Virtual Flex Classroom helps make student “works-in-progress” public
Dr. Matthew Wawrzynski and his students in EAD 889 have been using in-class screen sharing to create a whole new way to make public, and to share feedback on, student group work that is still in progress.
Matthew Wawrzynski is an Assistant Professor in HALE (Higher Adult and Lifelong Education) and focuses on transitional experiences of college students, student access to higher education, retention, and student learning. Matt also teaches EAD 889, a Masters-level overview statistics course that reviews different quantitative research and assessment techniques.
For his course, Matt takes advantage of the affordances of the Virtual Flex Classroom in Rm. 132, Erickson Hall by utilizing in-class screen sharing to provide immediate feedback and modeling for students, and thus to increase the learning for his students. A typical class session goes like this.

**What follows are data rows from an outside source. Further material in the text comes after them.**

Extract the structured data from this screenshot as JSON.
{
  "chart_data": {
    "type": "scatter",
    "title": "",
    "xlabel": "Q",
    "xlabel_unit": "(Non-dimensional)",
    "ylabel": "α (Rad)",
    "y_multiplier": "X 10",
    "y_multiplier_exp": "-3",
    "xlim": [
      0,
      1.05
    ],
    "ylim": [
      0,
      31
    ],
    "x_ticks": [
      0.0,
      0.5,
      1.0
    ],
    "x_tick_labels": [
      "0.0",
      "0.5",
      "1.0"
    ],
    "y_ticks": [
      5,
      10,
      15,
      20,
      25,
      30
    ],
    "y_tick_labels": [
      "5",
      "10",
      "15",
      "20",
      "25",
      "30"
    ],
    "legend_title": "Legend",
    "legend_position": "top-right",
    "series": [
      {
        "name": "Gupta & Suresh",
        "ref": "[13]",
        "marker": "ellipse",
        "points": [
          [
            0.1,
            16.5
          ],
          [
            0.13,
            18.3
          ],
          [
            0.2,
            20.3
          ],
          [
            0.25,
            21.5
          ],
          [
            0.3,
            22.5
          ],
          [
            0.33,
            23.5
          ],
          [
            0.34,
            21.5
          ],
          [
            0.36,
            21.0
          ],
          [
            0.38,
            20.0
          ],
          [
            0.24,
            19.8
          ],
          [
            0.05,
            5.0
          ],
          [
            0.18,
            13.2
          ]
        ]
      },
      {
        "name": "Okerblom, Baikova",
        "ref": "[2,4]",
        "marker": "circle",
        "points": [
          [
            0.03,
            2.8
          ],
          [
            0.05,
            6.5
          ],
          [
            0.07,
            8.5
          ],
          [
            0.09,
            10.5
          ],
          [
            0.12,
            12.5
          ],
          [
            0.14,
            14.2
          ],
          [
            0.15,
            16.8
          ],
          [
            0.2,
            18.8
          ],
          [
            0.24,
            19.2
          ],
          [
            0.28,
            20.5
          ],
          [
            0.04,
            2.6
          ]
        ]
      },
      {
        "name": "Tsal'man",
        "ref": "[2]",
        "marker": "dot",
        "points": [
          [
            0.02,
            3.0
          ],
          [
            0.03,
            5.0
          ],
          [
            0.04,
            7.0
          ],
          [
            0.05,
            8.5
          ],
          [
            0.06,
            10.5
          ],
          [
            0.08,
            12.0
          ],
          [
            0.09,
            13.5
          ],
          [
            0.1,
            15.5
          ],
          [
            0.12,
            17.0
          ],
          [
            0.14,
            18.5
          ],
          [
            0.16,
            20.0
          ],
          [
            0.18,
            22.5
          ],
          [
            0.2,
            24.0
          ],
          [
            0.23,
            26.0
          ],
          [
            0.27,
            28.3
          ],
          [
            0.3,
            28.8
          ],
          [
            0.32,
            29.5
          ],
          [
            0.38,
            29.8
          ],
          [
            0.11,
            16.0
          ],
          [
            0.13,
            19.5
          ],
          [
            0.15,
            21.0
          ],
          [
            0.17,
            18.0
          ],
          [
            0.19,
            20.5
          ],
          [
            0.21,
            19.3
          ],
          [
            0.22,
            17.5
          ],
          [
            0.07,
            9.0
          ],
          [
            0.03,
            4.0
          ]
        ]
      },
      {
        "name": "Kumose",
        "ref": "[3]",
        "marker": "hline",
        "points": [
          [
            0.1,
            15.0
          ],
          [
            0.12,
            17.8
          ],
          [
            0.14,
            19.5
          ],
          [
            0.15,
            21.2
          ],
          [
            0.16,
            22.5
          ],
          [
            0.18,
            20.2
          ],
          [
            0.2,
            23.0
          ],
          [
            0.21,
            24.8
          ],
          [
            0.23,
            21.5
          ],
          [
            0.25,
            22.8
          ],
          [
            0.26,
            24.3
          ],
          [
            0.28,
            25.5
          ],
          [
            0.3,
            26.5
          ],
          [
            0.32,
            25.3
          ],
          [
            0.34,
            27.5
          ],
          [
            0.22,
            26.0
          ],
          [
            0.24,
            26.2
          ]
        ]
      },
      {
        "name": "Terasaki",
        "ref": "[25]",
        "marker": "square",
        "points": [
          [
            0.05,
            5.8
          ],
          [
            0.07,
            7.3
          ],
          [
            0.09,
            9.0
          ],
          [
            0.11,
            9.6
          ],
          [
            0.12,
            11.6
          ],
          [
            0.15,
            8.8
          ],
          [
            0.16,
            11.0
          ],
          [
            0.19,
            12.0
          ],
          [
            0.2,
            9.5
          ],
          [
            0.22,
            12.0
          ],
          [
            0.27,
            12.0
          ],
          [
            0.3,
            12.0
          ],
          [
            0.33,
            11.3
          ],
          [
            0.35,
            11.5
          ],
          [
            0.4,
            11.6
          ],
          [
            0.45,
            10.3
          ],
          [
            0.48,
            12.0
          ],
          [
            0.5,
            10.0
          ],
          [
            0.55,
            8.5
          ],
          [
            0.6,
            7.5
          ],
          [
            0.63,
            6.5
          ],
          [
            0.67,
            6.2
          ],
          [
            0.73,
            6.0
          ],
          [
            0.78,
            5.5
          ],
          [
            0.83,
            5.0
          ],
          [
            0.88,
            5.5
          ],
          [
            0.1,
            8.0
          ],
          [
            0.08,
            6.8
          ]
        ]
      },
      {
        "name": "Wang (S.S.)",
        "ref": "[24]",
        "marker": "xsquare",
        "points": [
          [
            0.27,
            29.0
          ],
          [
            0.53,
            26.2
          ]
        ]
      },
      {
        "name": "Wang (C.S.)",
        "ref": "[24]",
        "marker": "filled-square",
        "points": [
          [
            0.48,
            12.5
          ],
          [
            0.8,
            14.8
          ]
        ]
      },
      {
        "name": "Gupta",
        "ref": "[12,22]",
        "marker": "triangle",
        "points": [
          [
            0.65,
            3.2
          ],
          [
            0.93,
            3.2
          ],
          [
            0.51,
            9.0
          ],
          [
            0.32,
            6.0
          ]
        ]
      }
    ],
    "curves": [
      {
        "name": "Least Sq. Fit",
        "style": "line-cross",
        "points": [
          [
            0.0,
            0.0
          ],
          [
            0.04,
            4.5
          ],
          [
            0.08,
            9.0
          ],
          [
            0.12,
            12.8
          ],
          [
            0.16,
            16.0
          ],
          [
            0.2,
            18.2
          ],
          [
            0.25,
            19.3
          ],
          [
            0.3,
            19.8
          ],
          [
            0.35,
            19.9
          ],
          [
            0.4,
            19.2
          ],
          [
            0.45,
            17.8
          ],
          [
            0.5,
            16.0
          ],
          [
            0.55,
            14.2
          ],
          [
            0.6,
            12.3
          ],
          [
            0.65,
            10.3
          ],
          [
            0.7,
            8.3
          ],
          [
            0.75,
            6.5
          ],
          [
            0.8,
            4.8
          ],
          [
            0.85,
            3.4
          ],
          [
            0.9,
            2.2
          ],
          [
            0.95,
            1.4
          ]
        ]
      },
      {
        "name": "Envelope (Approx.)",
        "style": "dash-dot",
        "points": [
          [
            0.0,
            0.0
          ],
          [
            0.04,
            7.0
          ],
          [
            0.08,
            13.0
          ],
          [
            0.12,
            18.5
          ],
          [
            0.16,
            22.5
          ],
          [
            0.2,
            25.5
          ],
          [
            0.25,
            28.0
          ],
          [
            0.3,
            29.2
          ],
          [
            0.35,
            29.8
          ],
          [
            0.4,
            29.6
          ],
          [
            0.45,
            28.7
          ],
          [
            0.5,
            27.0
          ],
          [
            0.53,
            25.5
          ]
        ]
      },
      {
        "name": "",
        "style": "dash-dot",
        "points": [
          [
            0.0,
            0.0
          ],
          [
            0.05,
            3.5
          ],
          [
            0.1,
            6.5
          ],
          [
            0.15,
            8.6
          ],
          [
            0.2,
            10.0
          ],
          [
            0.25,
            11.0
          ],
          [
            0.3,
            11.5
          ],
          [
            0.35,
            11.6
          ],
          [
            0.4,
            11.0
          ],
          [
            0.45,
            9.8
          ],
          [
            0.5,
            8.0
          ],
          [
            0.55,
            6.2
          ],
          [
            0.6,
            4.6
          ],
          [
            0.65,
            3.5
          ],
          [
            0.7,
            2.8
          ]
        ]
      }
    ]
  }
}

Dr. Wawrzynski will give an interactive lecture, with student participation, to teach a particular statistical concept. After the lecture, students split up into groups in the classroom and go to student stations with computers around the room to employ the statistical methods that were just discussed. At that point, the work and discussions in each group normally would only be accessible to the members in a particular group.
But Matt has devised a way to let groups easily make public their work for the rest of the class, sometimes even as the work is taking place. The Virtual Flex classroom features four large monitors that all the students can see. Using the room’s custom Room Control software, Matt can project the screens of individual student station computers onto the large monitors around the room. The students are usually showing work they have done on SPSS, a statistics package that often requires complex decision making and knowledge of its different features.
As Matt puts it, “The beauty of the classroom is that it allows students to engage, then they have conversations about some of decisions they are making about the analysis… we can show it up on the screen and say, okay, let’s talk through how you made some of the decisions you made.”
Matt’s use of the Virtual Flex Classroom technology for in-class activity design is in keeping with current thinking about feedback, collaboration, and student learning. Research has shown that, in general, the more immediate the feedback, the better it is for student learning (Epstein, Lazarus, Calvano, & Matthews, 2002). Courses that deal with complex decision making, such as what analyses to run in SPSS and how to run them, can benefit from this immediate feedback from peers and professors. Traditional statistics classes often have students listen to a lecture then do their homework on their own, only to get feedback on their homework from their professor days or weeks later, and that feedback is generally invisible to each other. Matt uses Flex Classroom technology to significantly reduce the time for feedback and to make that feedback public as a model for others. In his words, “It allows students to see it, hear about it, read about it, do it, and get feedback while doing it”.
Epstein, M. L., Lazarus, A. D., Calvano, T. B., & Matthews, K. A. (2002). Immediate feedback assessment technique promotes learning and corrects inaccurate first responses. The Psychological Record, 52(2), 187.